Is it any wonder that we have kids slaughtering their classmates when WE, as a nation, have forgotten God? Is it any wonder that we have our President hounded for two years by fake accusations of “Russian collusion” when his Opponent in fact is the one who violated US secrecy statutes, accepted bribes to sell our uranium, and colluded with Russians and America’s own law enforcement and intelligence communities to upend a presidential election? When we reject God, the basis for true justice is gone and law is turned on its head!
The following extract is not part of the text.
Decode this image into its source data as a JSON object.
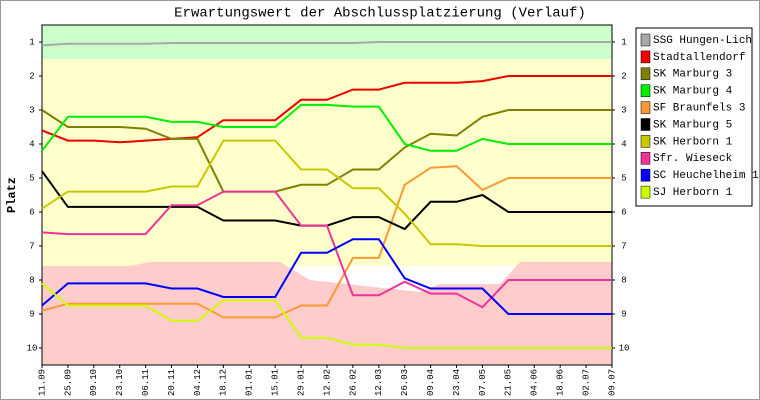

Matthew Spaulding, for whom I am indebted for many of these facts, in his book, We STILL Hold These Truths, (ISI Books, 2011), sums up our Founders’ views on the necessity of following the Bible for good government.
The Founders held to this simple syllogism: 1. morality is necessary for republican government, 2. Religion is necessary for morality, therefore; 3. Religion is necessary for republican government. “Of all the dispositions and habits which make for political prosperity,” Washington wrote in his farewell address, “Religion and morality are indispensable supports. In vain would that man claim the tribute of Patriotism who should labor to subvert these Pillars of human happiness — these firmest props of the duties of Men and Citizens.”
Washington knew that the basis of a civil society and the proper placement of authority and Liberty can only be rightly administered in the light of the Author of Liberty, God. Ps. 119: 97-112, Rom. 13:1-7. We need to seek God as individuals, and as we change for the better, so will America. 2 Chron. 7:14.